Vitaly writes:
My question below was met with silence -- here's the bits I have:
"Timon" is the only Shakespeare's play without family ties, romantic affections, or women of any consequence.
This, along with Timon's misanthropy, must make "Timon" a Botkin's favorite.
"Coriolanus" was a favorite of T.S. Eliot who wrote a poem "Coriolan",
and whom Hazel read. It also serves as a bawdy rhyme in "Brush Up Your
Shakespeare" ("Kiss Me Kate", 1948).
Where the leading lady's name is Lilli Vanessi.

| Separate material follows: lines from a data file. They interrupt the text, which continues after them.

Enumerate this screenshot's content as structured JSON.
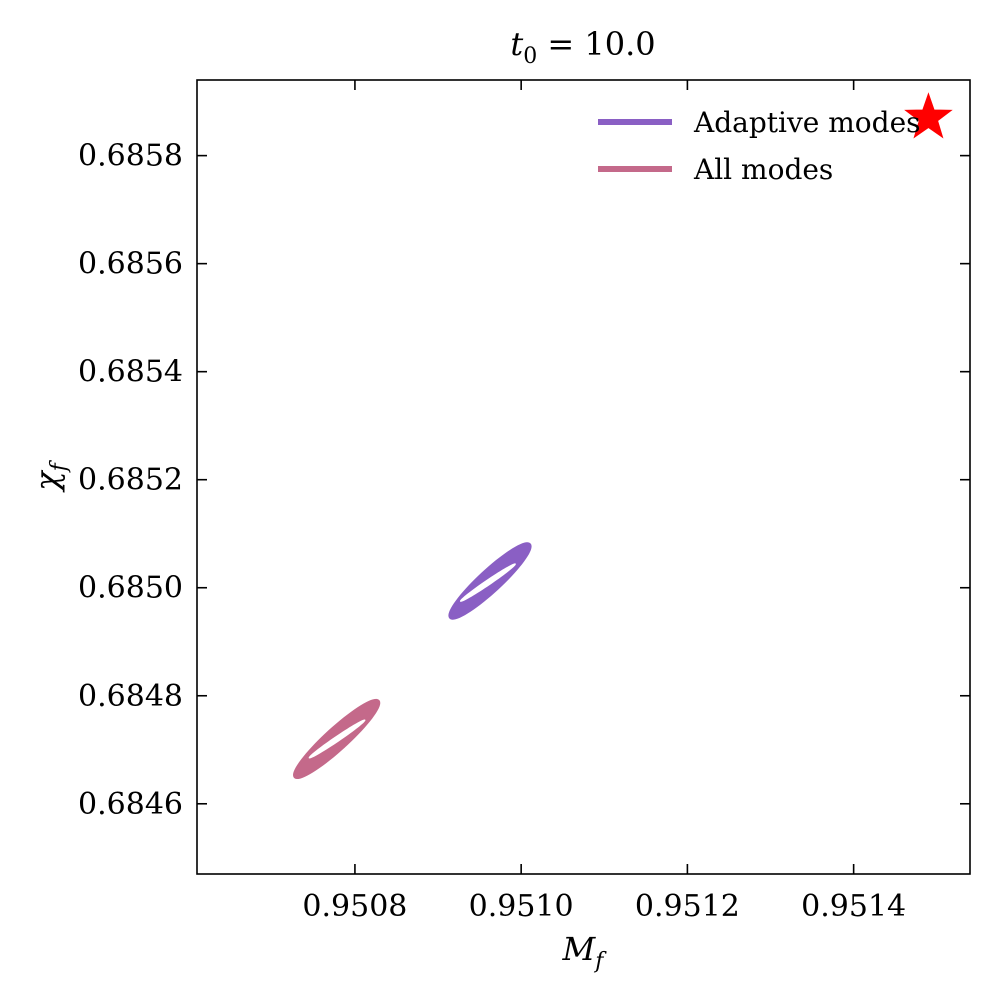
{
  "chart_data": {
    "type": "scatter",
    "title_main": "t",
    "title_sub": "0",
    "title_rest": " = 10.0",
    "xlabel_main": "M",
    "xlabel_sub": "f",
    "ylabel_main": "χ",
    "ylabel_sub": "f",
    "xlim": [
      0.95061,
      0.95154
    ],
    "ylim": [
      0.68447,
      0.68594
    ],
    "xticks": [
      {
        "value": 0.9508,
        "label": "0.9508"
      },
      {
        "value": 0.951,
        "label": "0.9510"
      },
      {
        "value": 0.9512,
        "label": "0.9512"
      },
      {
        "value": 0.9514,
        "label": "0.9514"
      }
    ],
    "yticks": [
      {
        "value": 0.6846,
        "label": "0.6846"
      },
      {
        "value": 0.6848,
        "label": "0.6848"
      },
      {
        "value": 0.685,
        "label": "0.6850"
      },
      {
        "value": 0.6852,
        "label": "0.6852"
      },
      {
        "value": 0.6854,
        "label": "0.6854"
      },
      {
        "value": 0.6856,
        "label": "0.6856"
      },
      {
        "value": 0.6858,
        "label": "0.6858"
      }
    ],
    "legend_position": "top-right",
    "series": [
      {
        "name": "Adaptive modes",
        "color": "#8a5fc4",
        "kind": "contour",
        "outer": {
          "center": [
            0.95096,
            0.68501
          ],
          "tip1": [
            0.95101,
            0.68508
          ],
          "tip2": [
            0.950915,
            0.684945
          ],
          "halfwidth": 1.25e-05
        },
        "inner": {
          "center": [
            0.95096,
            0.68501
          ],
          "tip1": [
            0.950993,
            0.685044
          ],
          "tip2": [
            0.950927,
            0.684975
          ],
          "halfwidth": 3e-06
        }
      },
      {
        "name": "All modes",
        "color": "#c4698a",
        "kind": "contour",
        "outer": {
          "center": [
            0.95078,
            0.68472
          ],
          "tip1": [
            0.950828,
            0.68479
          ],
          "tip2": [
            0.950728,
            0.68465
          ],
          "halfwidth": 1.25e-05
        },
        "inner": {
          "center": [
            0.95078,
            0.68472
          ],
          "tip1": [
            0.950812,
            0.684755
          ],
          "tip2": [
            0.950745,
            0.684685
          ],
          "halfwidth": 3e-06
        }
      }
    ],
    "truth_marker": {
      "x": 0.95149,
      "y": 0.68587,
      "color": "#ff0000",
      "shape": "star"
    }
  }
}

The main character in "Coriolanus" has a 12-line monologue of heroic
couplets when he's ill-at-ease having to beg plebes for their votes,
and this form is presumably considered below the classy unrhymed
pentameter but not quite down to the plebeiean prose.

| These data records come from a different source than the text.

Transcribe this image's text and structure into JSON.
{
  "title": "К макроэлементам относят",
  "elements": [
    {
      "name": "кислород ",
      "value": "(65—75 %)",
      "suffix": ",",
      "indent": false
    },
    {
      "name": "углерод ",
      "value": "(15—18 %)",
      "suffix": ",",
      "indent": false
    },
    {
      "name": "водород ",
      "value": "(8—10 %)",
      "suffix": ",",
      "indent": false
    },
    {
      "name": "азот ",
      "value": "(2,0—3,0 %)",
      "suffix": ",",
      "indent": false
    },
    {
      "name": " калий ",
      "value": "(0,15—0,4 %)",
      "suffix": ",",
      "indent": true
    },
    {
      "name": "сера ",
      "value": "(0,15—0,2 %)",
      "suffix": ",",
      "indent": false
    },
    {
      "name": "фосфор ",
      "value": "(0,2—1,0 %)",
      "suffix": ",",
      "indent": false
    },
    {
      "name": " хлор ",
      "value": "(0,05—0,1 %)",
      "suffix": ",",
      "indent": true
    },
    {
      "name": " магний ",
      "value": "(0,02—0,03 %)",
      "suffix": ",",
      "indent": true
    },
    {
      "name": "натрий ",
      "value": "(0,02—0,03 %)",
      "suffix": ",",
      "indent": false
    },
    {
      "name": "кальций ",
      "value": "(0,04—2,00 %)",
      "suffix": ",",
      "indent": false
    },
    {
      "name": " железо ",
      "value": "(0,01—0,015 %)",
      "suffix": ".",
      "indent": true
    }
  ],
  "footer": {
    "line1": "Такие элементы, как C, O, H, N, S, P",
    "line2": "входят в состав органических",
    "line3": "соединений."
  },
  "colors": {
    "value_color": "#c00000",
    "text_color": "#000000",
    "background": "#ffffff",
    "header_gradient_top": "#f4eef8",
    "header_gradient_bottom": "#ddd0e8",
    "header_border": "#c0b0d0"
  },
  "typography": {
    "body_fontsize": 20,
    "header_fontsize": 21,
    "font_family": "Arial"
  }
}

So to tie it together within the Hazel Hypothesis would go something like this:
As Botkin's psychogenic fugue is going strong, Hazel's spirit nudges him
with various turns and details of the tale. As this collaboration
produces an important tunnel to a theater, Botkin's favorite
Shakespearian play, which he knows well in Russian and some
Scandinavian, comes to be Kinbote's talisman, with Timon Alley over the
tunnel thrown in.
Hazel, with her contribution, adds a "Coriolanus Lane", with name fresh
to her from T.S. Eliot and Cole Porter (and with another Vanessa vibe).
Shade, after hearing Botkin's tale, steals Timon's words on reflections
for the title of a new poem on reflections in love and death.
Shade also, when hearing of Coriolanus, recalls the play's demeaning
attitude to rhymed couplets and decides to give this poetic form another
life. Lest "the dust on antique time would lie unswept".